5:30 tocou o despertador como de costume. Começou então o primeiro pensamento do dia: "sobrevivi". Ela levantou-se da cama cambaleando, torcendo para que alguma coisa acontecesse no meio do caminho que a fizesse não existir mais. Ela sentia ódio, frio, medo, solidão e principalmente: um vazio sem tamanho. Ainda eram 5:35 e ela já tinha tido todos os pensamentos mais sujos e perturbadores que poderiam existir. Era ela e o espelho a sua frente. Ficou parada arrumando um fio de cabelo e treinando qual dos tipos de falsos sorrisos usaria durante o dia. Escolheu o "simpática e doce".
Ela não sabia como conseguir se trocar, sair de casa e encarar as pessoas. Cada olhar sobre ela fazia sentir-se completamente insignificante, quase um ser inexistente. A cada passo era uma conspiração contra ela mesma, uma forma da mente dela acusa-la e diminui-la sempre. O dia não passava, as horas não a deixavam em paz. Tentava dormir, tentava sonhar e nada. Tudo a fazia lembrar de um passado que não a deixava em paz, que não permitia que fosse novamente feliz.

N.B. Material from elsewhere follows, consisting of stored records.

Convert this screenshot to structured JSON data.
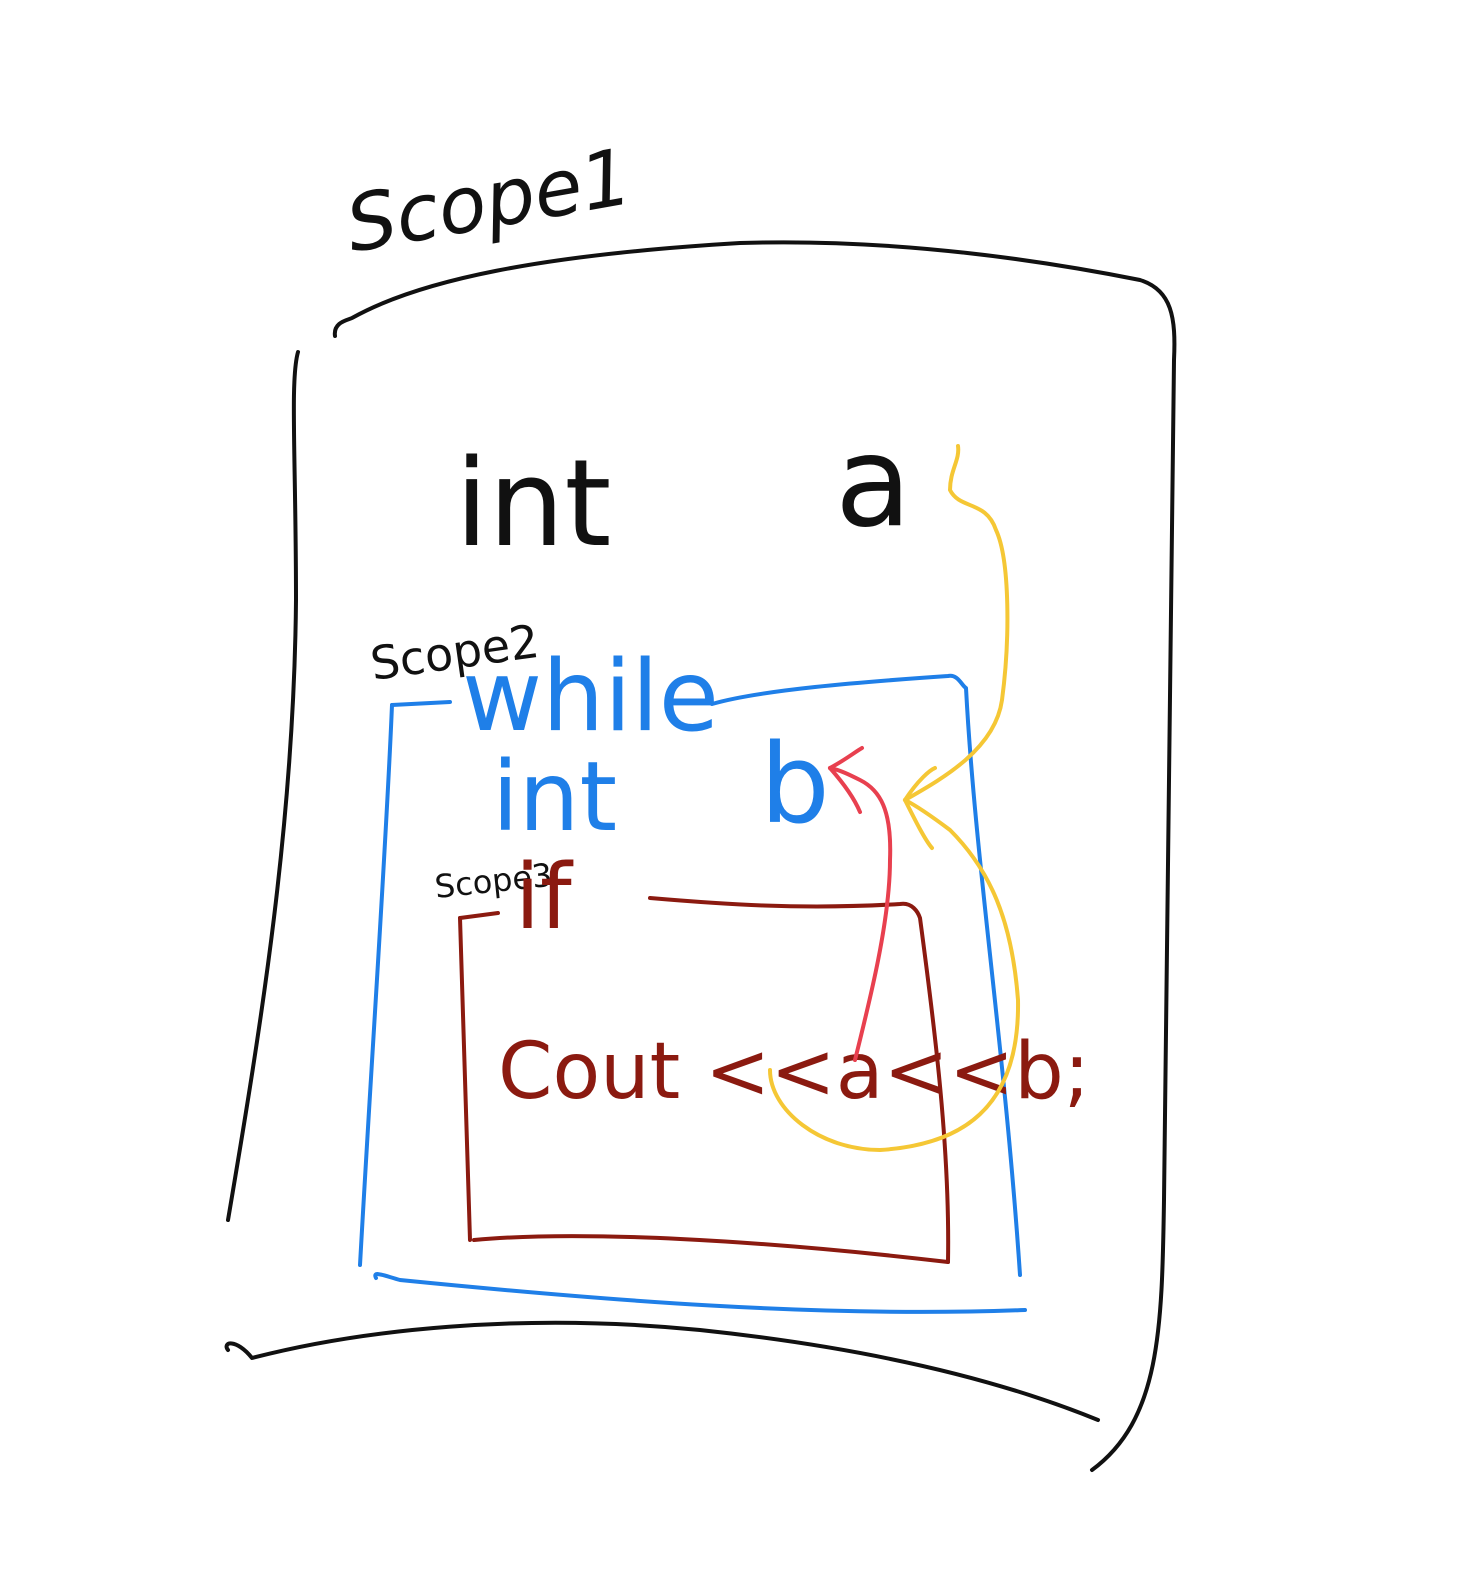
{
  "colors": {
    "scope1": "#111111",
    "scope2": "#1f7fe8",
    "scope3": "#8b1a10",
    "arrow_a": "#f5c735",
    "arrow_b": "#e8404f",
    "background": "#ffffff"
  },
  "scope1": {
    "label": "Scope1",
    "type_keyword": "int",
    "variable": "a"
  },
  "scope2": {
    "label": "Scope2",
    "keyword": "while",
    "type_keyword": "int",
    "variable": "b"
  },
  "scope3": {
    "label": "Scope3",
    "keyword": "if",
    "statement": "Cout <<a<<b;"
  }
}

Abriu a gaveta e achou o remédio. Na bula dizia: "Alcytam é indicado para o tratamento de depressão e prevenção de recaída ou recorrência de transtornos do pânico com ou sem agorafobia e em transtorno obsessivo compulsivo". Não entendia porque aquela merda não fazia mais efeito porque a cada dia que passava sentia mais vontade de acabar com sua própria vida.
A sensação de vazio era indescritível. Sentava em sua cama e imaginava o que o mundo estaria fazendo de divertido enquanto ela planejava uma forma de não estar mais ali. Permanecia deambulando por seus caminhos entre o desespero e a ausência de uma alma. Em certo momento do dia não sentia mais frio, nem fome, nem dor. Ascendia um cigarro e imaginava seu corpo queimando junto com as cinzas. Brincava com a fumaça que passava entre seus dedos e assim permanecia durante horas.
Deitava em sua cama. Sentia-se absurdamente cansada, sem animo e sem vontade. Chorava por horas por tudo o que já havia passado, por tudo o que não conseguia deixar pra trás e por coisas que havia perdido por causa de sua tristeza sem tamanho. Não conseguia mais distinguir o que era real e o que era sua triste imaginação.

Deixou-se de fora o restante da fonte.